Insurance companies lose money when policyholders file claims. The bigger the claim, the more incentive the company has to deny it. Bad faith insurance laws protect those who paid for coverage by giving them away to push back against an insurance company. If they deny a valid and appropriate claim, the claimant can take them to court for more than their claim is worth.
Not all insurance policies and coverage fall under the same laws. Your employer-sponsored disability benefits will likely be subject to requirements from the Employee Retirement Income Security Act of 1974 (ERISA). Coverage governed by ERISA has different rules than most other kinds of insurance. What rights do you have when you think the denial of an ERISA claim was in bad faith?

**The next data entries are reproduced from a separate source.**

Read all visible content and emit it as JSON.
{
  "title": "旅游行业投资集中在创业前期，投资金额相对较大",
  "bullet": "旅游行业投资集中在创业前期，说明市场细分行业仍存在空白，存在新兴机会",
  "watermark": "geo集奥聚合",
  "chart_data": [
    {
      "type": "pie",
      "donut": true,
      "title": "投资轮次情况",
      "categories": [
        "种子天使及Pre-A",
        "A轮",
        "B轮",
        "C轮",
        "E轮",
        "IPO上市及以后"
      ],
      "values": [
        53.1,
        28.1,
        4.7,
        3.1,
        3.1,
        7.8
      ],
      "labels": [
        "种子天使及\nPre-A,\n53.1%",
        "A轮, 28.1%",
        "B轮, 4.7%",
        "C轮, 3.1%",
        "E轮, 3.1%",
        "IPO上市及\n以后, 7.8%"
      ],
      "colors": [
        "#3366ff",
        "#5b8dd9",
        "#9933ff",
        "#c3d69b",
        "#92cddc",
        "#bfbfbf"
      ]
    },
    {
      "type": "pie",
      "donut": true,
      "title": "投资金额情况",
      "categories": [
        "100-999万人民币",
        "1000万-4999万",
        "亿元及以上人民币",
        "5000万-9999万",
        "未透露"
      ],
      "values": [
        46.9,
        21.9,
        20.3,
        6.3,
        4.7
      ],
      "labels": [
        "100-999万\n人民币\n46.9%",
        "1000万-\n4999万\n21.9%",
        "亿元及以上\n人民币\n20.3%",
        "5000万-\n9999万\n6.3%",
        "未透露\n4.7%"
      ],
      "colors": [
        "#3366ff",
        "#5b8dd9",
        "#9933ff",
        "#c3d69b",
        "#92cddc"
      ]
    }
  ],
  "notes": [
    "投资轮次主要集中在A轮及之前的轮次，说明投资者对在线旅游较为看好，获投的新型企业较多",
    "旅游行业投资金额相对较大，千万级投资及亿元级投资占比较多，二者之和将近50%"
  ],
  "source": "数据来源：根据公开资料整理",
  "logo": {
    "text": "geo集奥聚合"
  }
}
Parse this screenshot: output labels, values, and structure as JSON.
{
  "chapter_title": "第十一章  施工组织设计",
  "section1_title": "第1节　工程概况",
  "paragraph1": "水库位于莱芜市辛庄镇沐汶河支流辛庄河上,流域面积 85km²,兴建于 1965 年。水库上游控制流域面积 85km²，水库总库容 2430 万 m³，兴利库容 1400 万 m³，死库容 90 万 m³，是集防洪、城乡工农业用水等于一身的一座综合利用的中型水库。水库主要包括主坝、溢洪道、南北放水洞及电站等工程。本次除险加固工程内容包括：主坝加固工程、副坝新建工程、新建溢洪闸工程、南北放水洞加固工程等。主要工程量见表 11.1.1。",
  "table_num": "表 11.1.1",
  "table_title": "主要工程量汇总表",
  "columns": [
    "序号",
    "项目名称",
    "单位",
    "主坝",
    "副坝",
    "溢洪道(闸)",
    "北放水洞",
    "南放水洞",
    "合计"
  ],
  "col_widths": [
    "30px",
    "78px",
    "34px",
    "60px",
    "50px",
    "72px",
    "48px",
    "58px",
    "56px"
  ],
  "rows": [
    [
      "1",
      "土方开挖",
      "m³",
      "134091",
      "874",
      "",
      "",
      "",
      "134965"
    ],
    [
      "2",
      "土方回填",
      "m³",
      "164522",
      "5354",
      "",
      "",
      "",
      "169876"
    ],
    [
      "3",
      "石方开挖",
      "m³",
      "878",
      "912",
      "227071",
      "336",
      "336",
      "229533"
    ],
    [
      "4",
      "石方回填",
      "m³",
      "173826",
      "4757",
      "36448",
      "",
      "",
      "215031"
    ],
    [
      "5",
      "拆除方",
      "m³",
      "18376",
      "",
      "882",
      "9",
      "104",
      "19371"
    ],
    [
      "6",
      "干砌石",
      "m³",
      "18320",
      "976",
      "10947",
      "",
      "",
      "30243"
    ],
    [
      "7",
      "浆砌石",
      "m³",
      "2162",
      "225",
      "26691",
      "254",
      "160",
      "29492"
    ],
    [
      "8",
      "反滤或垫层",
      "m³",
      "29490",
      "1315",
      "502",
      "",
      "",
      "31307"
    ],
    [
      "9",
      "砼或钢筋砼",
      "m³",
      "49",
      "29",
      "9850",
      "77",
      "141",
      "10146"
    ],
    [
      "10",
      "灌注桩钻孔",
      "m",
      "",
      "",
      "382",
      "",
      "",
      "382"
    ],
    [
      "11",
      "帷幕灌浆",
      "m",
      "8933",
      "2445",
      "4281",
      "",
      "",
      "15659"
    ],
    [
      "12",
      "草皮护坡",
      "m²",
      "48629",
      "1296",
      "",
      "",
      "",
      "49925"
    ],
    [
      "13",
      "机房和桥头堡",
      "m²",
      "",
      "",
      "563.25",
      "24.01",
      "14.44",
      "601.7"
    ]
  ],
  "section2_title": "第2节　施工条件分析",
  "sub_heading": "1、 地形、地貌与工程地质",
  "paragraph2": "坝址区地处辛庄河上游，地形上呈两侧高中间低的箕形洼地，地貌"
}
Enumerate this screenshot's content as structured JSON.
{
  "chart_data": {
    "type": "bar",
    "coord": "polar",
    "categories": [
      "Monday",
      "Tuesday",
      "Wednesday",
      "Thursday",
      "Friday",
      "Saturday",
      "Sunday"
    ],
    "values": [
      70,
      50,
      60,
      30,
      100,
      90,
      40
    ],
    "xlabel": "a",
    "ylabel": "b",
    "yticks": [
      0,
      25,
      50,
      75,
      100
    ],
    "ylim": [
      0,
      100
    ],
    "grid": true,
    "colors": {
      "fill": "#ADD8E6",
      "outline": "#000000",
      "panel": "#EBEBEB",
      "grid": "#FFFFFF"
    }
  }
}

You have the right to challenge the denial but not to seek a punitive award
Part of what ERISA does is help support those in need of benefits funded through their employer. Your appeal rights will theoretically give you an opportunity to fight back if you wind up unfairly denied after filing a claim.
If someone with a homeowner’s policy can show the court that the denial of their coverage was an act of bad faith insurance by their provider, the courts may order not just the payment of the claim but also award additional compensation to the claimant as a way of punishing the company involved.
Such punitive awards are not an option for ERISA-governed policies. While you can push back and ask for the approval of the claim itself, you will not receive any monetary compensation beyond the value of the claim itself. Your attorney can provide valuable guidance as you pursue your case.